Damian Thompson Damian Thompson

Memo to the Scottish Catholic bishops: stop sucking up to the SNP

The Most Rev Philip Tartaglia, Catholic Archbishop of Glasgow, is at it again:

There is a feeling around that we are in a special moment when we can shape a new Scotland. Our new First Minister, who is happily with us here this afternoon, has proposed a more consensual form of government, less partisan, less party-political, and less adversarial. I think everyone would welcome that … We are all equal in Scotland … all free to express our views and follow our consciences.

The Archbishop was speaking earlier this month at an ecumenical service attended by Nicola Sturgeon. By all accounts she was pink with pleasure at his lavish tribute. But I doubt that she was surprised. When Alex Salmond stepped down, Tartaglia – who employs a hardline SNP activist as his press officer – wrote to him as follows:

On behalf of the Bishops Conference of Scotland, I want to acknowledge your long and outstanding career in politics, and your distinguished service as First Minister of Scotland. With good reason, you have been described as one of the most able and influential political leaders that Scotland and the United Kingdom has ever produced … you have always been a wonderful champion and ambassador for Scotland at home and abroad. We hope that your political successors will be inspired by your example and continue to protect and promote these same values.

At the time, lots of people thought: someone throw a bucket of water over those two. The love-in between Tartaglia and Salmond was a national embarrassment – except, of course, to Salmond, who had spent many years flattering Scottish prelates who nurtured a streak of Anglophobia underneath their well-filled soutanes. With his departure there was some hope, albeit a slim one, that the bishops would make a pretence of political impartiality.

Obviously not. In the words of the pro-union Scottish Catholic historian Prof Tom Gallagher, Tartaglia now leads the episcopal wing of the SNP. ‘This dreamy talk about living through “a special moment” could have come from Pat Kane [ageing rock star and nationalist megabore],’ he says.

‘But in a way I’m not surprised the clerical decision-makers have warmed to the SNP, because it is very much a cult in its own right which flees from any serious examination of options and lays down positions which are expected to be treated with respect, however flimsy they might be.’

Tartaglia’s comments are outrageous on two levels. First, it’s disgusting to see any Catholic bishop addressing a political leader with ingratiating rhetoric more reminiscent of Franco’s Spain than Britain in the 21st century.

Second, the idea that Sturgeon represents a ‘less partisan’ style of politics is plainly ridiculous.
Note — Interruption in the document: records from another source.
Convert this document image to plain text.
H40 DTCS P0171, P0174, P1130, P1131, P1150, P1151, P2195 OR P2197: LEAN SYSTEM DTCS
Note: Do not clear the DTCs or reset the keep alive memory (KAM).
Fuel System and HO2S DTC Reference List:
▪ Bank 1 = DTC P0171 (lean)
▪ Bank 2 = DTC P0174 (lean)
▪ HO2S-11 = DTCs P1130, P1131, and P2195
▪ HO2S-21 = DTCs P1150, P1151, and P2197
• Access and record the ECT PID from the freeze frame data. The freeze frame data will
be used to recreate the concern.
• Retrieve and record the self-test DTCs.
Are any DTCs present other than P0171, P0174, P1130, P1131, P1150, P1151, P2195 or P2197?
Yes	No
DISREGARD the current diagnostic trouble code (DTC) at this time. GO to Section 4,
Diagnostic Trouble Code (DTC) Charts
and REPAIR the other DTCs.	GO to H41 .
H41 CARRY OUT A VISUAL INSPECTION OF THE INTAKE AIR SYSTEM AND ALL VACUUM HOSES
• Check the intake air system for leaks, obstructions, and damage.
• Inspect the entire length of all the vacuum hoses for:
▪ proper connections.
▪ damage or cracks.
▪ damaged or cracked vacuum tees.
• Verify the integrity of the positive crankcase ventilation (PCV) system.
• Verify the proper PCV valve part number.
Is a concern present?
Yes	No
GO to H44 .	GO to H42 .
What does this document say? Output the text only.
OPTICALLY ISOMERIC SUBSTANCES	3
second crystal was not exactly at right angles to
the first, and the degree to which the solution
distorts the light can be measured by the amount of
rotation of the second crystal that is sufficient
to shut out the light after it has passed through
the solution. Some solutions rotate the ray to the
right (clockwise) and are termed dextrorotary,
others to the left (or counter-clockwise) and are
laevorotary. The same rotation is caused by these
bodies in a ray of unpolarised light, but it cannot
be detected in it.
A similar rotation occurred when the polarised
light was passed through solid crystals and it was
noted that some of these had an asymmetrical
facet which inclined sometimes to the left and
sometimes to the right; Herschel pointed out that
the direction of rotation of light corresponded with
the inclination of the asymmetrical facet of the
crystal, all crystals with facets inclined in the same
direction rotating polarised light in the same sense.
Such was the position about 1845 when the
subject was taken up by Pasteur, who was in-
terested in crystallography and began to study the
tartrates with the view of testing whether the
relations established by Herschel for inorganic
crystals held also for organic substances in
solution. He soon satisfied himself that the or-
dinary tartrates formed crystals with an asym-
She is the most Left-wing leader of any major British political party – a formidable operator, certainly, but an uncompromising Bevanite socialist. Moreover, her ‘less adversarial’ party has encouraged millions of Scots to regard their fellow Britons with contempt – and tribal contempt at that.

Sturgeon has campaigned vigorously against Catholic teaching on the sanctity of life. She claims that any reduction Britain’s 24-week abortion limit would drive women into the arms of back-street abortionists. She’s entitled to that view. But she’s not simultaneously entitled to fawning tributes delivered at a religious service by the Archbishop of Glasgow. I dread to think what Tartaglia’s predecessor Cardinal Tom Winning, who detested Tony Blair’s stance on abortion, would make of this episode.

The SNP, having noticed that Labour has screwed up its relationship with Catholics, wants one thing and one thing only from the Scottish hierarchy: moral support that will put pressure on Catholics to vote for it. For that, it needs a useful idiot in a mitre. And, boy, has it found one.